Australian educator Noel Gough has commented that environmental educators need to provide students with more complex and complicated discourse. I predict that this advanced discourse will involve creating landscapes of possible life-action in students and instilling an awareness of their responsibilities.

The inevitability of earth transformation does not preclude us from mindful decisions regarding the appropriateness of our actions. To be aware of the world around us is not enough, nor is it enough to be knowledgeable of ecology and earth systems. The critically important relationships we have with the natural world, including clean air, potable water and fertile soil, require the thoughtful application of personal and social practice. Creatively exercised, environmental education provides the context of concern necessary to develop this thoughtful application.

As environmental educators, we are teaching in the present, preparing students for the future. We must strive to create educational experiences that challenge our students' perspectives both locally and globally. Whether we use a field guide or a database, the strength of our curricular tools is measured through the life actions of our students. The impact of our methodology will be determined by the next generation.


Resources

Berry, Wendell. (1983) The Gift of Good Land.  New York: North Point Press.

Carson, Rachel. (2002, reprint) Silent Spring. Boston, MA: Mariner Books.

Chawla, L. (1998) "Research Methods to Investigate Significant Life Experiences: Review and Recommendations." Environmental Education Research 4(4): 383-397.

Disinger, J. F. (1987) "Cognitive Learning in the Environment." Environmental Education Digest ED287684(2).

Gough, N. (1993) "Environmental Education, Narrative Complexity and Postmodern Science/Fiction." International Journal of Science Education 15(5): 607-625.

ICEE (1987) Are We Building Environmental Literacy? Materials Review. Washington, DC, ICEE: 39.

Lassiter, Barbara. (1978) American Wilderness: The Hudson River School of Painting. Garden City, NJ: Doubleday.

Leopold, Aldo. (1992, reprint) A Sand County Almanac. Oxford: Oxford University Press.

Lieberman, Gerald. (1998) Closing the Achievement Gap: Using the Environment as an Integrating Context for Learning.  Poway, CA: Science Wizards Press. Read the Executive summary of this report here: http://www.seer.org/extras/execsum.pdf .

NAAEE (1997) Environmental Education Guidelines for Excellence. Oregon, IL, NAAEE: 81.

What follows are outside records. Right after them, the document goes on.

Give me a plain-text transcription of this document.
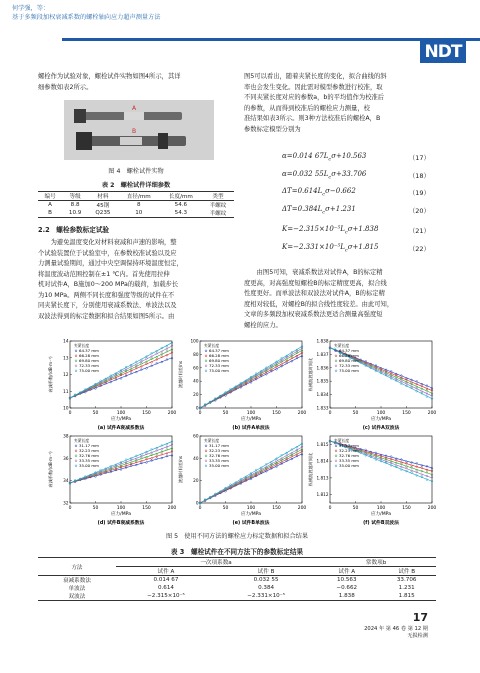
何学强，等：
基于多频段加权衰减系数的螺栓轴向应力超声测量方法
NDT
螺栓作为试验对象，螺栓试件实物如图4所示，其详
细参数如表2所示。
A
B
图 4　螺栓试件实物
表 2　螺栓试件详细参数
编号	等级	材料	直径/mm	长度/mm	类型
A	8.8	45钢	8	54.6	半螺纹
B	10.9	Q235	10	54.3	半螺纹
2.2　螺栓参数标定试验
　　为避免温度变化对材料衰减和声速的影响，整
个试验装置位于试验室中，在参数校准试验以及应
力测量试验期间，通过中央空调保持环境温度恒定，
将温度波动范围控制在±1 ℃内。首先使用拉伸
机对试件A，B施加0～200 MPa的载荷，加载步长
为10 MPa。两侧不同长度和强度等级的试件在不
同夹紧长度下，分别使用衰减系数法、单波法以及
双波法得到的标定数据和拟合结果如图5所示。由
图5可以看出，随着夹紧长度的变化，拟合曲线的斜
率也会发生变化。因此需对模型参数进行校准，取
不同夹紧长度对应的参数a，b的平均值作为校准后
的参数，从而得到校准后的螺栓应力测量，校
准结果如表3所示。则3种方法校准后的螺栓A，B
参数标定模型分别为
α=0.014 $67L_c\sigma+10.563$	（17）
α=0.032 $55L_c\sigma+33.706$	（18）
$\Delta T=0.614L_c\sigma-0.662$	（19）
$\Delta T=0.384L_c\sigma+1.231$	（20）
$K=-2.315\times 10^{-5}L_c\sigma+1.838$	（21）
$K=-2.331\times 10^{-5}L_c\sigma+1.815$	（22）
　　由图5可知，衰减系数法对试件A，B的标定精
度更高，对高强度短螺栓B的标定精度更高，拟合线
性度更好。而单波法和双波法对试件A，B的标定精
度相对较低，对螺栓B的拟合线性度较差。由此可知，
文章的多频段加权衰减系数法更适合测量高强度短
螺栓的应力。
0	50	100	150	200
10
11
12
13
14
应力/MPa
衰减系数/(dB·m⁻¹)
夹紧长度
64.37 mm
66.28 mm
69.80 mm
72.33 mm
75.00 mm
(a) 试件A衰减系数法
0	50	100	150	200
0
20
40
60
80
100
应力/MPa
渡越时间差/ns
夹紧长度
64.37 mm
66.28 mm
69.80 mm
72.33 mm
75.00 mm
(b) 试件A单波法
0	50	100	150	200
1.833
1.834
1.835
1.836
1.837
1.838
应力/MPa
纵横波渡越时间比
夹紧长度
64.37 mm
66.28 mm
69.80 mm
72.33 mm
75.00 mm
(c) 试件A双波法
0	50	100	150	200
32
34
36
38
应力/MPa
衰减系数/(dB·m⁻¹)
夹紧长度
31.17 mm
32.23 mm
32.76 mm
33.35 mm
35.00 mm
(d) 试件B衰减系数法
0	50	100	150	200
0
20
40
60
应力/MPa
渡越时间差/ns
夹紧长度
31.17 mm
32.23 mm
32.76 mm
33.35 mm
35.00 mm
(e) 试件B单波法
0	50	100	150	200
1.812
1.813
1.814
1.815
应力/MPa
纵横波渡越时间比
夹紧长度
31.17 mm
32.23 mm
32.76 mm
33.35 mm
35.00 mm
(f) 试件B双波法
图 5　使用不同方法的螺栓应力标定数据和拟合结果
表 3　螺栓试件在不同方法下的参数标定结果
方法	一次项系数a		常数项b	
	试件 A	试件 B	试件 A	试件 B
衰减系数法	0.014 67	0.032 55	10.563	33.706
单波法	0.614	0.384	−0.662	1.231
双波法	−2.315×10⁻⁵	−2.331×10⁻⁵	1.838	1.815
17
2024 年 第 46 卷 第 12 期
无损检测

Orr, David. (1992) Ecological Literacy: Education and the Transition to a Postmodern World . Albany: SUNY Press.

Palmer, J., and J. Suggate (1996) "Influences and experiences affecting pro-environmental behaviour in educators." Environmental Education 2(1): 109-121.

Shepard, Paul. (1996) Traces of an Omnivore. Washington, D.C., Island Press.

Sobel, D. (1996) Beyond Ecophobia: Reclaiming the Heart in Nature Education. Great Barrington, Orion Society.

Tanner, T. (1980) "Significant life experience." The Journal of Environmental Education 11(4): 20-24.

Wilson, E.O. (1986 reprint) Biophilia. Cambridge: Harvard University Press.


About the author

At the time of this writing, John Haskin was Associate Executive Director of Frost Valley YMCA and Environmental Education Center in Clareyville, NY. He is now the Director of Education at the Teton Science School in Jackson Hole, Wyoming.